Auxílio-doença para pessoas com Mycoplasma Pneumoniae (M. Pneumoniae), Como Causa de Doenças Classificadas em Outros Capítulos – CID 10 – B96.0

Inicialmente

Sabemos que faz parte da nossa vida ficarmos enfermos. Ninguém está livre de passar por isso. Algumas vezes, essas enfermidades, são passageiras, mas de outras vezes, podem durar semanas
Com o objetivo de ajudar pessoas que tem afecções que as atrapalham de labutar e atingir seu seu alimento, foi composta a previdência social, que tem como órgão maior o INSS.

O Instituto Nacional do Seguro Social, conhecido como INSS é comandado por inúmeras leis que informam aquelas pessoas que tem direito a pedir os benefícios do Instituto Nacional da Seguridade Social, conhecido como INSS. O benefício que trataremos no nosso site é o benefício de auxílio-doença.

O que é o auxílio-doença

Auxílio-doença é o benefício da Previdência Social creditado a todo trabalhador ligado com a Previdência Social causado por enfermidade provocada no trabalho ou por causa dele ou enfermidade comum, por situação não relacionado ao serviço realizado no trabalho.

Para ser pago esse benefício é indispensável que o trabalhador, vinculado ao Instituto Nacional da Seguridade Social não tenha condições de laborar por mais de 15 dias.

O responsável por afirmar isso será o perito servidor do INSS, que em uma perícia irá estudar o estado de saúde do cidadão para dizer se ela tem direito ou não ao benefício de auxílio-doença.

Se o médico entender que o cidadão não tem possibilidade de exercer sua função no posto de trabalho que exerce irá conceder o benefício por um tempo estabelecido pelo médico e quando chegar perto desse prazo, a pessoa poderá pleitear para receber o benefício por mais tempo, através do PP (pedido de prorrogação) no INSS.

Te informaremos melhor abaixo.

Carência para solicitar auxílio-doença

Para receber auxílio-doença é indispensável contribuir com a Previdência Social, conforme falamos acima, por no mínimo 12 (doze) meses para a maioria das patologias, mas algumas moléstias específicas não requerem qualquer contribuição para começar a receber o benefício, são elas: tuberculose ativa, hanseníase, alienação mental, esclerose múltipla, hepatopatia grave, neoplasia maligna, cegueira, paralisia irreversível e incapacitante, cardiopatia grave, doença de Parkinson, espondiloartrose anquilosante, nefropatia grave, estado avançado da doença de Paget (osteíte deformante), síndrome da deficiência imunológica adquirida (aids) ou contaminação por radiação; além disso, para os casos de auxílio-doença por acidente no trabalho não há carência.

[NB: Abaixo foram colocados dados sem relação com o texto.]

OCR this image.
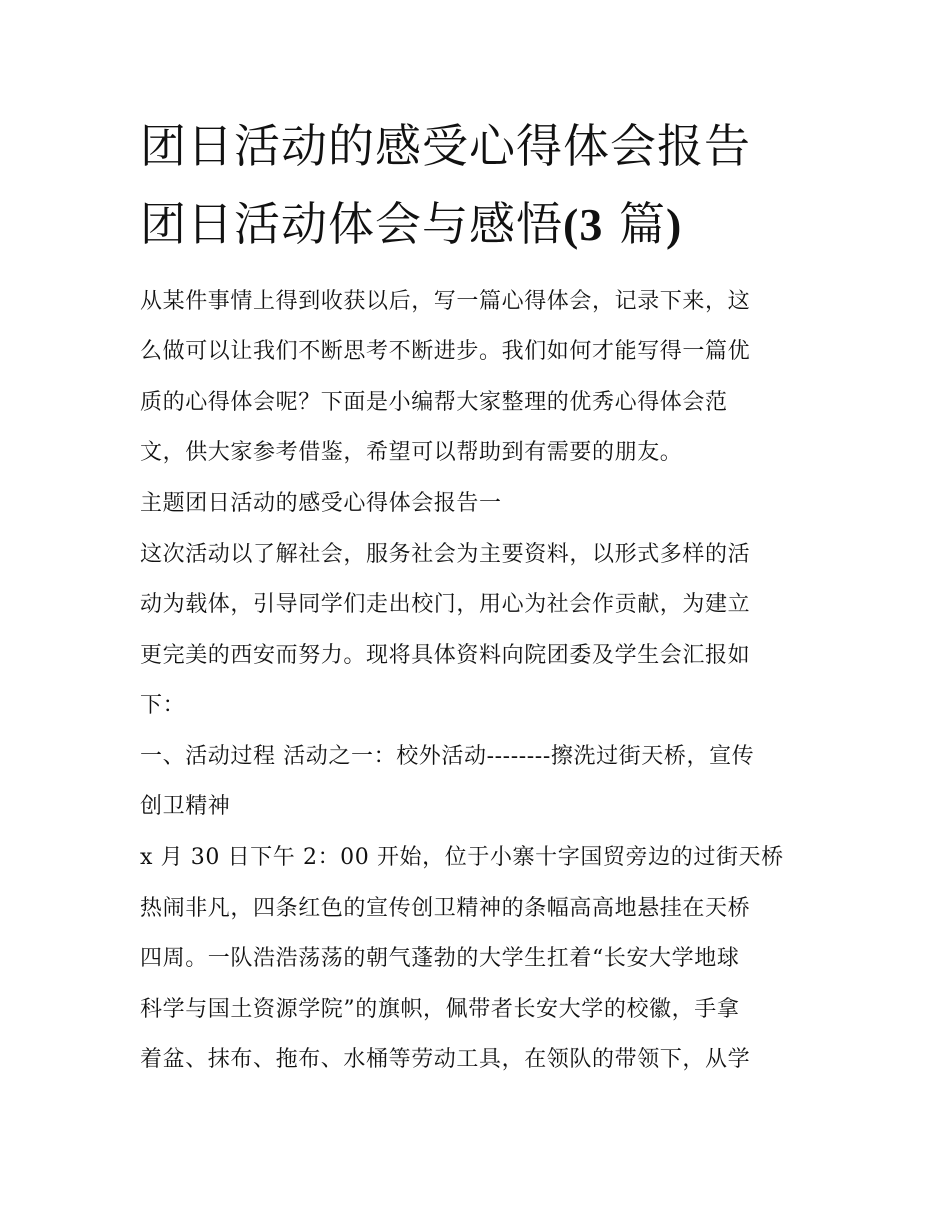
团日活动的感受心得体会报告
团日活动体会与感悟(3 篇)

从某件事情上得到收获以后，写一篇心得体会，记录下来，这

么做可以让我们不断思考不断进步。我们如何才能写得一篇优

质的心得体会呢？下面是小编帮大家整理的优秀心得体会范

文，供大家参考借鉴，希望可以帮助到有需要的朋友。

主题团日活动的感受心得体会报告一

这次活动以了解社会，服务社会为主要资料，以形式多样的活

动为载体，引导同学们走出校门，用心为社会作贡献，为建立

更完美的西安而努力。现将具体资料向院团委及学生会汇报如

下：

一、活动过程 活动之一：校外活动--------擦洗过街天桥，宣传

创卫精神

x 月 30 日下午 2：00 开始，位于小寨十字国贸旁边的过街天桥

热闹非凡，四条红色的宣传创卫精神的条幅高高地悬挂在天桥

四周。一队浩浩荡荡的朝气蓬勃的大学生扛着“长安大学地球

科学与国土资源学院”的旗帜，佩带者长安大学的校徽，手拿

着盆、抹布、拖布、水桶等劳动工具，在领队的带领下，从学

Para a outras patologias é necessária a contribuição ao INSS pelo período de doze meses, ou seja, sendo filiado de alguma forma ao INSS e tendo trabalhado e pago as contribuições por esse período.

Se o cidadão não tiver contribuído pelo prazo de 12 (doze) meses não terá sorte em ver concedido o auxílio doença e terá que pagar as contribuições até completar o tempo mínimo para requerer o benefício.

Nos casos de acidente de trabalho não precisa se preocupar, porque a norma dá o benefício de auxílio-doença.

Como foi mostrado, só os cidadãos vinculadas ao Instituto Nacional do Seguro Social que tem direito a receber o benefício. Quem não tem relação, nunca pagou para a Previdência, ou deixou de contribuir por mais de 12 (doze) meses, perdendo a qualidade de segurado, não poderá pedir qualquer benefício pago pela Previdência Social, mas talvez possa pedir o benefício chamado de BPC benefício de prestação continuada, LOAS, que garante renda a quem não tem possiblidades de trabalhar e tem uma renda familiar mensal de 1/4 do salário mínimo por pessoa.

Segurado: tipos

Segurado é toda pessoa que faça contribuições para a Previdência Social, passando a ter direito de receber os benefícios que a norma dá. Todas as pessoas que são empregados, trabalhadores avulsos, empregado doméstico, contribuinte individual, segurado especial e contribuinte facultativo, são segurados da Previdência Social.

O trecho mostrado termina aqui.